Kool Savas – John Bello III – Don’t believe the Hype entirely!

Zugegeben: Kool Savas‘ John Bello 2 hat mir sowohl in der normalen als auch in der Brainwash Edition echt Spass gemacht. Witzige Texte, jede Menge Energie, feine Produktionen, dass er rappen kann bezweifelt ja ohnehin niemand. Nun also der dritte und nach eigenem Bekunden letzte Teil. Wenn man der einschlägigen Fachpresse (On- wie Offline) Glauben schenken wollte ist das hier also das ganz große Ding im deutschen Rap. Nach mehrmaligem Durchhören kann ich mit Überzeugung sagen: Stimmt definitiv nicht! Klar das hier ist oft sehr solide und wie immer absolut großartig gerappt aber das Ganze krankt an genau 2 Faktoren ganz gewaltig. Zum einen ist es die Produktion, die bisweilen reichlich langweilig ist und zum anderen sind es die Hooks von Moe Mitchell. Ob dieser nun singen kann oder nicht mag ich zum einen nicht beurteilen, zum anderen ist es mir schlichtweg egal (ich stehe gesungenen Hooks im Rap ohnehin recht Kritisch gegenüber), Textlich bewegt er sich allerdings grundsätzlich auf LaFee-Niveau (man höre nur den Chorus von „MySpace“). Damit schwanken viele der Tracks zwischen wirklich guten Strophen und Rap-Parts und eben jenen unerträglichen Fremdschäm-Hooklines.

Kool Savas - John Bello 3

Nichtsdestotrotz gibt es Songs die verdammt gut sind.

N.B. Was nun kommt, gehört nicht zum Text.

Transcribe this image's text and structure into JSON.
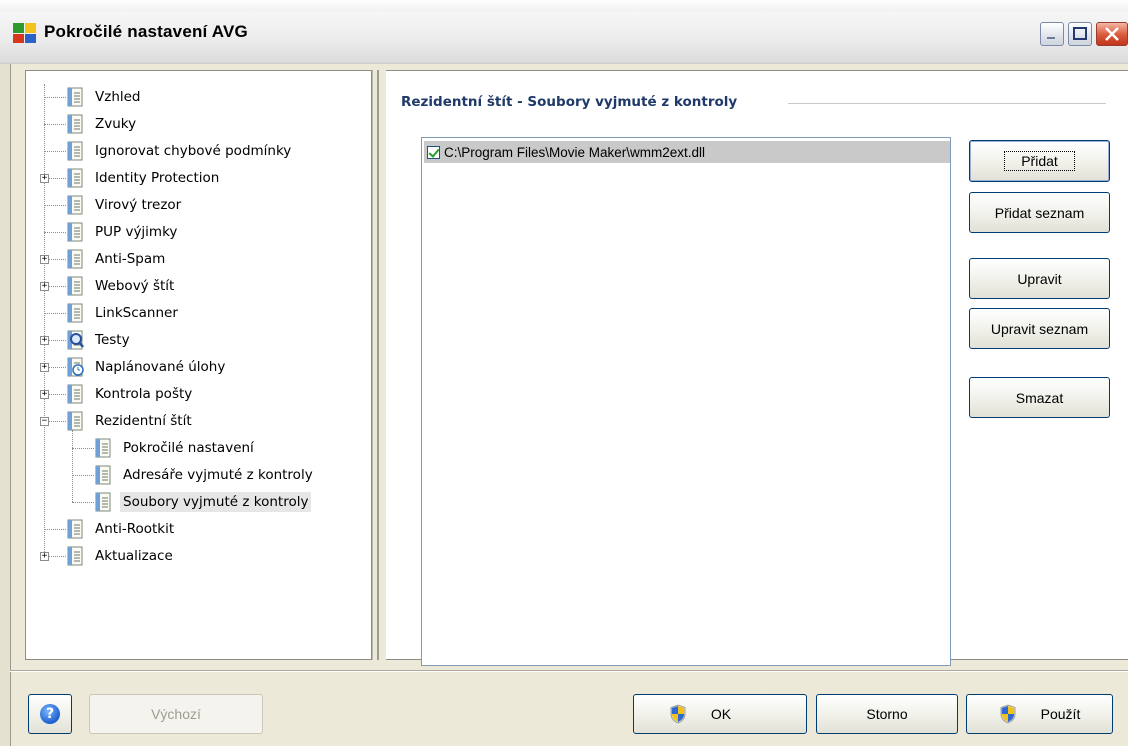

So findet das fantastische „Rapshit“ von der Brainwash Edition der zweiten Bello Story sein Pendant in „Mach doch deinen Scheiss“ auf Bello 3, die Rap-Zitate werden hier jedoch durch Klaus Kinski-Zitate ersetzt. „Boojaka Shot“ mit einem echt guten Caput-Feature ist auch ein echtes Highlight. Überhaupt wimmelt es hier wieder nur so von Gastauftritten von den üblichen Verdächtigen (Amar, Ercandize, Moe Mitchell) über Olli Banjo bis Curse (der famoserweise auf „Immer Das Schlechte (Stop Stop)“ genauso Rappt, wie vor 12 Jahren auf „1000 MCs“ vom Stieber Twins Klassiker „Fenster zum Hof), Frankie Kubrik (ganz groß) und vielen Anderen. Frankie Kubrik darf dann auch im wirklich bewegenden „Die John Bello Story“ das bisherige Leben des Savas Yurderi Revue passieren lassen – ein Highlight!

Was John Bello 3 aber wirklich hörenswert macht ist die Bonus CD der limitierten Essah Edition. Diese ist nämlich im Gegensatz zur Hauptscheibe genau das, was man nach Bello 2 erwartet hatte. Rap auf Deutsch, der großartig unterhält, weil man ihm anmerkt, dass hier jemand einfach ins Studio gegangen ist um eine gute Zeit zu haben. „30 Sekunden“ (ft. Olli Banjo und Mo Trip) und „Wand“ gehen so kompromisslos nach vorne, wie es schon „Charisma“ auf Bello 2 tat.

Insgesamt also nicht die Offenbarung die man nach dem Hype erwarten würde aber trotzdem eine unterhaltsame Kool Savas Scheibe. Warte auf eine „Ohne Moe-Edition“!